Unveiling the new green strategy, Schierenbeck said that the company would help its customers decarbonise.
Between now and 2022, Uniper will invest more than €1.2bn in projects that accelerate the transition to a lower-carbon energy world. And new investment criteria stipulate that all future investment projects must not only make business sense but also contribute to the achievement of the company’s decarbonisation targets.
Long-term power purchase agreements for wind and solar power and its own hydro capacity will be part of its decarbonisation efforts, but gas will be the key focus of its future energy strategy, owing to the energy security it represents, which means pipeline gas and LNG.
Globally, it has 17.4 GW of installed gas capacity; 9.2 GW of installed coal; 3.6 GW of hydro; 1.4 GW of nuclear and 2.8 GW of ‘other’. Fortum has 5.6 GW of combined heat and power; 4.7 GW of hydro; 2.8 GW of nuclear and 1.1 GW of ‘other’ – mostly condensing power (570 MW).
It is converting or building gas-based power generation systems both at its own facilities and its customers’, for example in Gelsenkirchen-Scholven.
But that is not a simple process as the German power market does not encourage investment in gas-fired capacity, despite the legislated closure of nuclear in the coming years and coal plants by 2038.
Lobby group Zukunft Erdgas said that security of supply had to have a value, if the additional gas power plants required were to be grid-ready by 2030. The measures that make the most sense, so that the electricity market can ensure security of peak supply in good time, must be clarified quickly, it said, commenting on a report by research group EWI.
Uniper plans to gradually replace conventional gas with green gas or green hydrogen in both energy generation and energy trading.

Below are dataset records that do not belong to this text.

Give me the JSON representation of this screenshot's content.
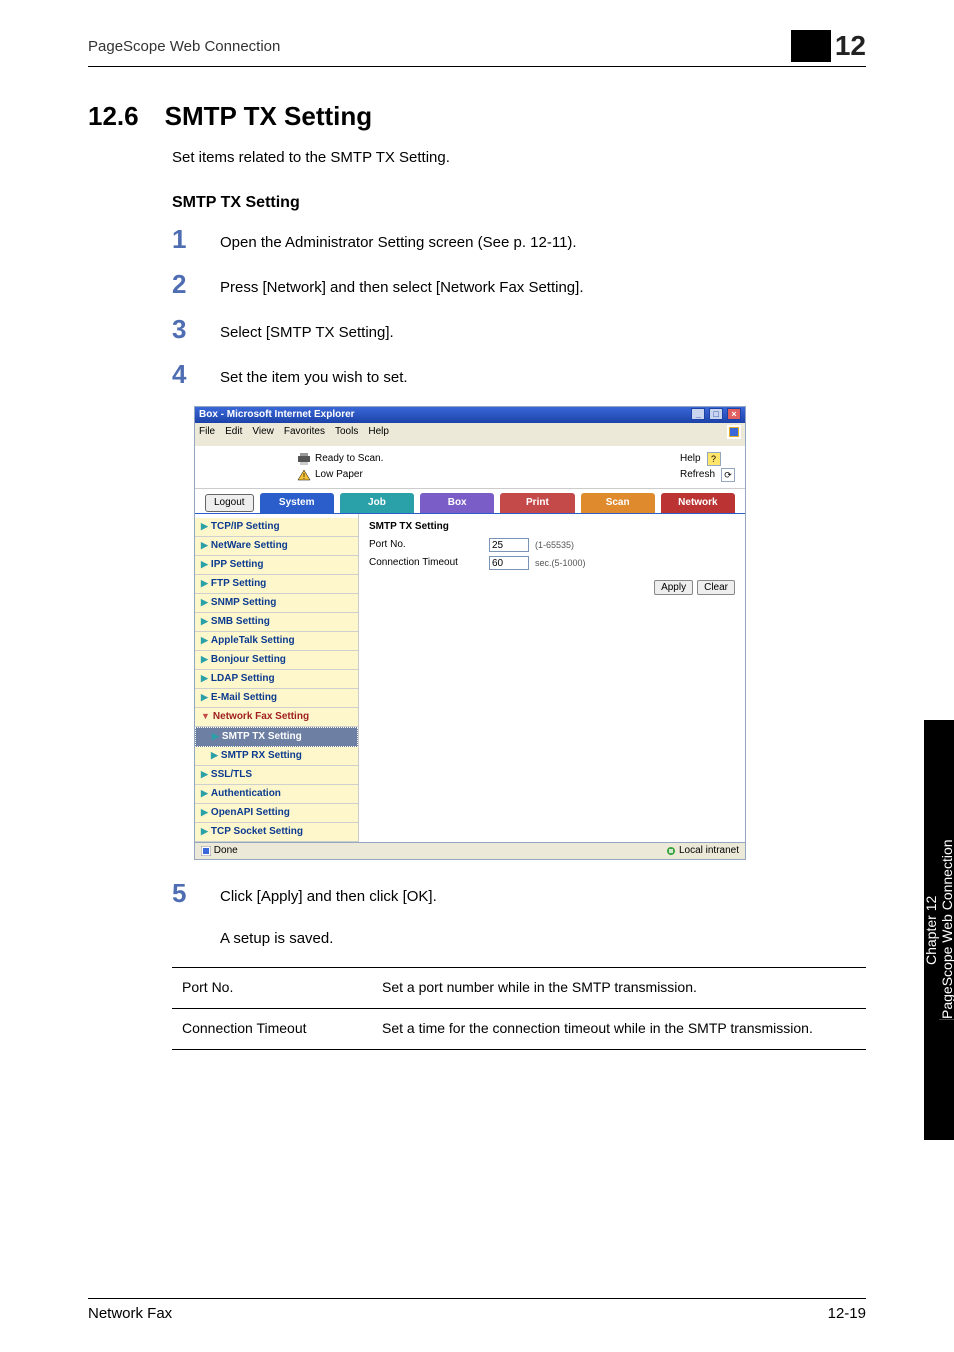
{
  "runningHead": "PageScope Web Connection",
  "chapterBigNum": "12",
  "section": {
    "num": "12.6",
    "title": "SMTP TX Setting",
    "intro": "Set items related to the SMTP TX Setting.",
    "subheading": "SMTP TX Setting"
  },
  "steps": [
    "Open the Administrator Setting screen (See p. 12-11).",
    "Press [Network] and then select [Network Fax Setting].",
    "Select [SMTP TX Setting].",
    "Set the item you wish to set."
  ],
  "afterShotStep": "Click [Apply] and then click [OK].",
  "afterShotNote": "A setup is saved.",
  "shot": {
    "windowTitle": "Box - Microsoft Internet Explorer",
    "menubar": [
      "File",
      "Edit",
      "View",
      "Favorites",
      "Tools",
      "Help"
    ],
    "statusReady": "Ready to Scan.",
    "statusLowPaper": "Low Paper",
    "help": "Help",
    "refresh": "Refresh",
    "logout": "Logout",
    "tabs": {
      "system": "System",
      "job": "Job",
      "box": "Box",
      "print": "Print",
      "scan": "Scan",
      "network": "Network"
    },
    "sidebar": [
      {
        "label": "TCP/IP Setting",
        "marker": "tri"
      },
      {
        "label": "NetWare Setting",
        "marker": "tri"
      },
      {
        "label": "IPP Setting",
        "marker": "tri"
      },
      {
        "label": "FTP Setting",
        "marker": "tri"
      },
      {
        "label": "SNMP Setting",
        "marker": "tri"
      },
      {
        "label": "SMB Setting",
        "marker": "tri"
      },
      {
        "label": "AppleTalk Setting",
        "marker": "tri"
      },
      {
        "label": "Bonjour Setting",
        "marker": "tri"
      },
      {
        "label": "LDAP Setting",
        "marker": "tri"
      },
      {
        "label": "E-Mail Setting",
        "marker": "tri"
      },
      {
        "label": "Network Fax Setting",
        "marker": "tridown",
        "cls": "parent-open"
      },
      {
        "label": "SMTP TX Setting",
        "marker": "tri",
        "cls": "child active"
      },
      {
        "label": "SMTP RX Setting",
        "marker": "tri",
        "cls": "child"
      },
      {
        "label": "SSL/TLS",
        "marker": "tri"
      },
      {
        "label": "Authentication",
        "marker": "tri"
      },
      {
        "label": "OpenAPI Setting",
        "marker": "tri"
      },
      {
        "label": "TCP Socket Setting",
        "marker": "tri"
      }
    ],
    "panel": {
      "title": "SMTP TX Setting",
      "portLabel": "Port No.",
      "portValue": "25",
      "portHint": "(1-65535)",
      "connLabel": "Connection Timeout",
      "connValue": "60",
      "connHint": "sec.(5-1000)",
      "apply": "Apply",
      "clear": "Clear"
    },
    "statusbar": {
      "done": "Done",
      "zone": "Local intranet"
    }
  },
  "table": [
    {
      "key": "Port No.",
      "val": "Set a port number while in the SMTP transmission."
    },
    {
      "key": "Connection Timeout",
      "val": "Set a time for the connection timeout while in the SMTP transmission."
    }
  ],
  "sideTab": {
    "top": "Chapter 12",
    "bottom": "PageScope Web Connection"
  },
  "footer": {
    "left": "Network Fax",
    "right": "12-19"
  }
}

It has already made a start in this direction. When it was still part of E.ON, it installed its first power-to-gas unit in Falkenhagen in 2013, followed by another in 2015 in Hamburg. The company supplemented Falkenhagen with methanisation equipment in 2018.
In addition, Uniper has partners in the refining and automobile industries with which it conducts a variety of cross-sector, industrial-scale, real-world-laboratory projects to enable the swift introduction of hydrogen production under market conditions. “The technologies are out there; what has been lacking is profitability and the right regulatory environment,” it said. “Technology neutrality and a holistic, pan-European approach will be necessary to foster the development of a hydrogen industry that can prosper and remain in Europe.”

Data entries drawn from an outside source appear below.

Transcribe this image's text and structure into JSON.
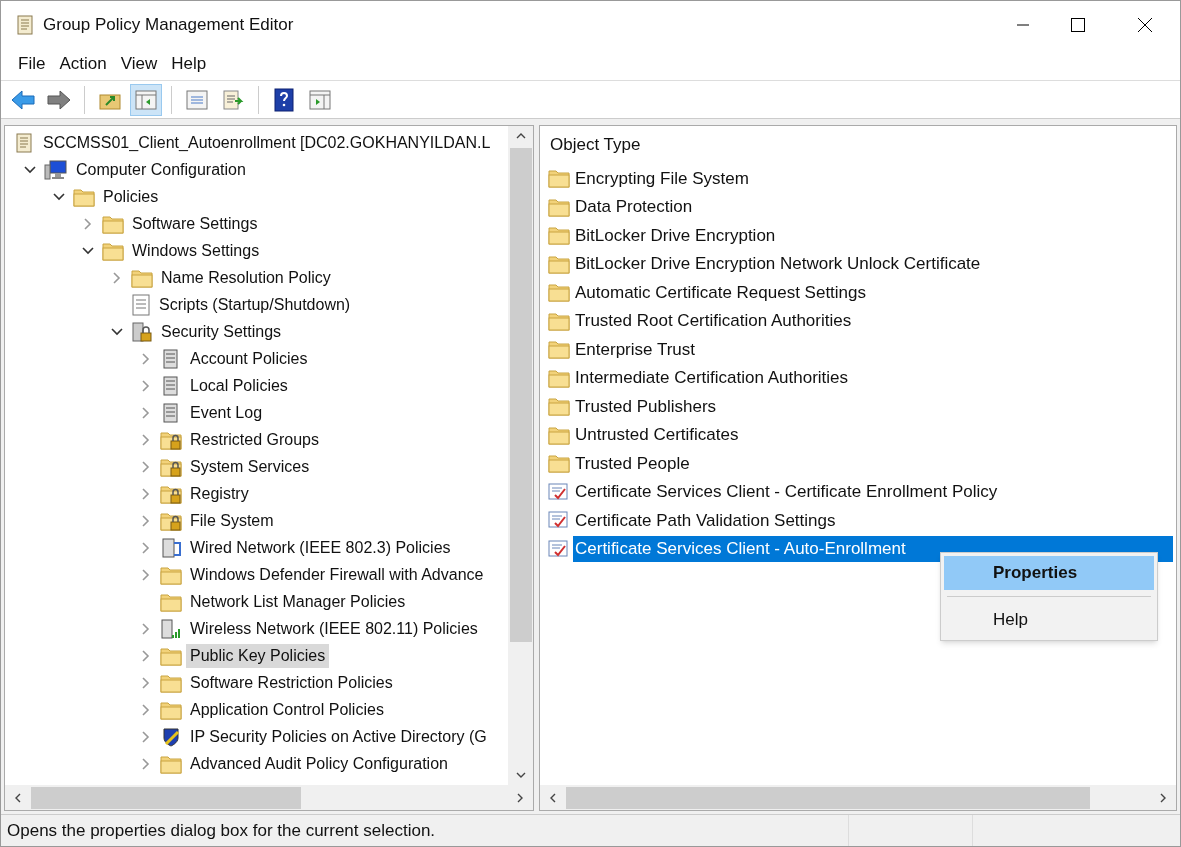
{
  "window": {
    "title": "Group Policy Management Editor"
  },
  "menu": [
    "File",
    "Action",
    "View",
    "Help"
  ],
  "toolbar": [
    {
      "kind": "back"
    },
    {
      "kind": "forward"
    },
    {
      "kind": "sep"
    },
    {
      "kind": "up"
    },
    {
      "kind": "tree",
      "selected": true
    },
    {
      "kind": "sep"
    },
    {
      "kind": "properties"
    },
    {
      "kind": "export"
    },
    {
      "kind": "sep"
    },
    {
      "kind": "help"
    },
    {
      "kind": "action"
    }
  ],
  "tree": {
    "label": "SCCMSS01_Client_Autoenrollment [DC02.GOKHANYILDAN.L",
    "kind": "scroll",
    "selected": false,
    "children": [
      {
        "label": "Computer Configuration",
        "kind": "computer",
        "expandable": true,
        "expanded": true,
        "selected": false,
        "children": [
          {
            "label": "Policies",
            "kind": "folder",
            "expandable": true,
            "expanded": true,
            "selected": false,
            "children": [
              {
                "label": "Software Settings",
                "kind": "folder",
                "expandable": true,
                "expanded": false,
                "selected": false
              },
              {
                "label": "Windows Settings",
                "kind": "folder",
                "expandable": true,
                "expanded": true,
                "selected": false,
                "children": [
                  {
                    "label": "Name Resolution Policy",
                    "kind": "folder",
                    "expandable": true,
                    "expanded": false,
                    "selected": false
                  },
                  {
                    "label": "Scripts (Startup/Shutdown)",
                    "kind": "script",
                    "expandable": false,
                    "selected": false
                  },
                  {
                    "label": "Security Settings",
                    "kind": "security",
                    "expandable": true,
                    "expanded": true,
                    "selected": false,
                    "children": [
                      {
                        "label": "Account Policies",
                        "kind": "server",
                        "expandable": true,
                        "expanded": false,
                        "selected": false
                      },
                      {
                        "label": "Local Policies",
                        "kind": "server",
                        "expandable": true,
                        "expanded": false,
                        "selected": false
                      },
                      {
                        "label": "Event Log",
                        "kind": "server",
                        "expandable": true,
                        "expanded": false,
                        "selected": false
                      },
                      {
                        "label": "Restricted Groups",
                        "kind": "lockfolder",
                        "expandable": true,
                        "expanded": false,
                        "selected": false
                      },
                      {
                        "label": "System Services",
                        "kind": "lockfolder",
                        "expandable": true,
                        "expanded": false,
                        "selected": false
                      },
                      {
                        "label": "Registry",
                        "kind": "lockfolder",
                        "expandable": true,
                        "expanded": false,
                        "selected": false
                      },
                      {
                        "label": "File System",
                        "kind": "lockfolder",
                        "expandable": true,
                        "expanded": false,
                        "selected": false
                      },
                      {
                        "label": "Wired Network (IEEE 802.3) Policies",
                        "kind": "network",
                        "expandable": true,
                        "expanded": false,
                        "selected": false
                      },
                      {
                        "label": "Windows Defender Firewall with Advance",
                        "kind": "folder",
                        "expandable": true,
                        "expanded": false,
                        "selected": false
                      },
                      {
                        "label": "Network List Manager Policies",
                        "kind": "folder",
                        "expandable": false,
                        "selected": false
                      },
                      {
                        "label": "Wireless Network (IEEE 802.11) Policies",
                        "kind": "wireless",
                        "expandable": true,
                        "expanded": false,
                        "selected": false
                      },
                      {
                        "label": "Public Key Policies",
                        "kind": "folder",
                        "expandable": true,
                        "expanded": false,
                        "selected": true
                      },
                      {
                        "label": "Software Restriction Policies",
                        "kind": "folder",
                        "expandable": true,
                        "expanded": false,
                        "selected": false
                      },
                      {
                        "label": "Application Control Policies",
                        "kind": "folder",
                        "expandable": true,
                        "expanded": false,
                        "selected": false
                      },
                      {
                        "label": "IP Security Policies on Active Directory (G",
                        "kind": "ipsec",
                        "expandable": true,
                        "expanded": false,
                        "selected": false
                      },
                      {
                        "label": "Advanced Audit Policy Configuration",
                        "kind": "folder",
                        "expandable": true,
                        "expanded": false,
                        "selected": false
                      }
                    ]
                  }
                ]
              }
            ]
          }
        ]
      }
    ]
  },
  "list": {
    "column": "Object Type",
    "items": [
      {
        "label": "Encrypting File System",
        "kind": "folder",
        "selected": false
      },
      {
        "label": "Data Protection",
        "kind": "folder",
        "selected": false
      },
      {
        "label": "BitLocker Drive Encryption",
        "kind": "folder",
        "selected": false
      },
      {
        "label": "BitLocker Drive Encryption Network Unlock Certificate",
        "kind": "folder",
        "selected": false
      },
      {
        "label": "Automatic Certificate Request Settings",
        "kind": "folder",
        "selected": false
      },
      {
        "label": "Trusted Root Certification Authorities",
        "kind": "folder",
        "selected": false
      },
      {
        "label": "Enterprise Trust",
        "kind": "folder",
        "selected": false
      },
      {
        "label": "Intermediate Certification Authorities",
        "kind": "folder",
        "selected": false
      },
      {
        "label": "Trusted Publishers",
        "kind": "folder",
        "selected": false
      },
      {
        "label": "Untrusted Certificates",
        "kind": "folder",
        "selected": false
      },
      {
        "label": "Trusted People",
        "kind": "folder",
        "selected": false
      },
      {
        "label": "Certificate Services Client - Certificate Enrollment Policy",
        "kind": "certificate",
        "selected": false
      },
      {
        "label": "Certificate Path Validation Settings",
        "kind": "certificate",
        "selected": false
      },
      {
        "label": "Certificate Services Client - Auto-Enrollment",
        "kind": "certificate",
        "selected": true
      }
    ]
  },
  "context_menu": [
    {
      "label": "Properties",
      "kind": "item",
      "selected": true
    },
    {
      "kind": "separator"
    },
    {
      "label": "Help",
      "kind": "item",
      "selected": false
    }
  ],
  "status_bar": "Opens the properties dialog box for the current selection."
}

Showing general support for its new subsidiary Fortum commented that Uniper’s green growth plan "provides a good starting point” for their strategic alignment as one company.
But Uniper’s Russian business, Unipro, which includes 11 GW of coal, lignite and gas power generating capacity, needed decarbonising, it said. Unipro's biggest plant is the 5.7-GW gas fired Surgut plant; the second biggest is the 2.4-GW lignite plant at Berezovsky; the other plants can run on either coal or gas. Fortum conceded that given the situation in Russia – where it operates green power projects – this might take a bit of time to achieve.
Coal closures
Uniper is to close 2.9 GW of hard coal-fired generating capacity by no later than 2025, and just over half will come from three units at the Scholven plant in Gelsenkirchen and the Wilhelmshaven plant, by end 2022. Another 1.4 GW will go at Staudinger and Heyden power stations by 2025 at the latest. It said it is planning new capacity to replace them, including modern, combined heat and power plants fired by gas and producing industrial and district heating and electricity.

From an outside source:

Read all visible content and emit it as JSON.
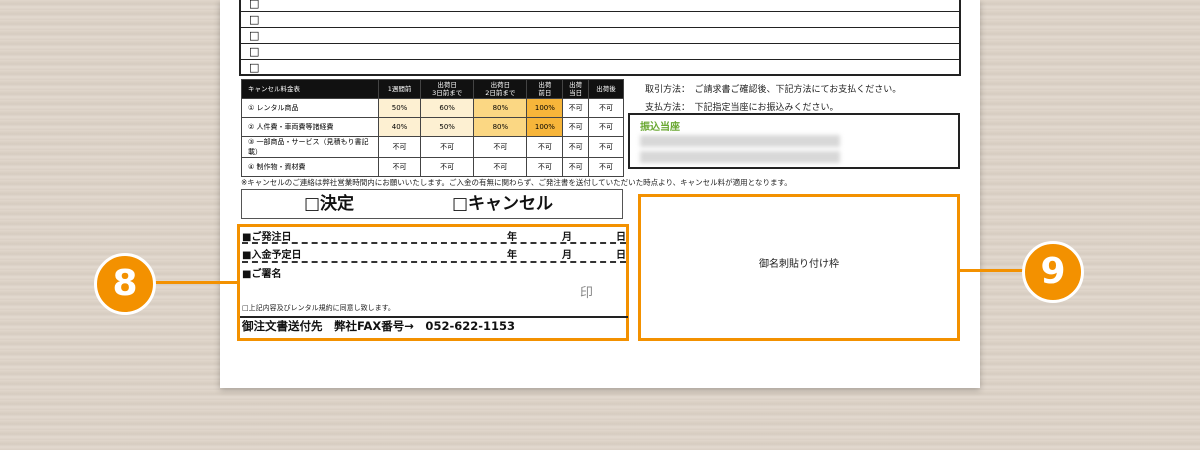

Its one lignite fired power plant in east Germany will run until 2034 – according to the federal government's exit plan.
Uniper’s very high efficiency Irsching 4 and 5 gas plants are operated within the framework of the so-called grid reserve regulation. They are only used when their power is needed to stabilise the grid, which has been only very rarely. Whether they can operate in the market again will depend on the market situation, the company said.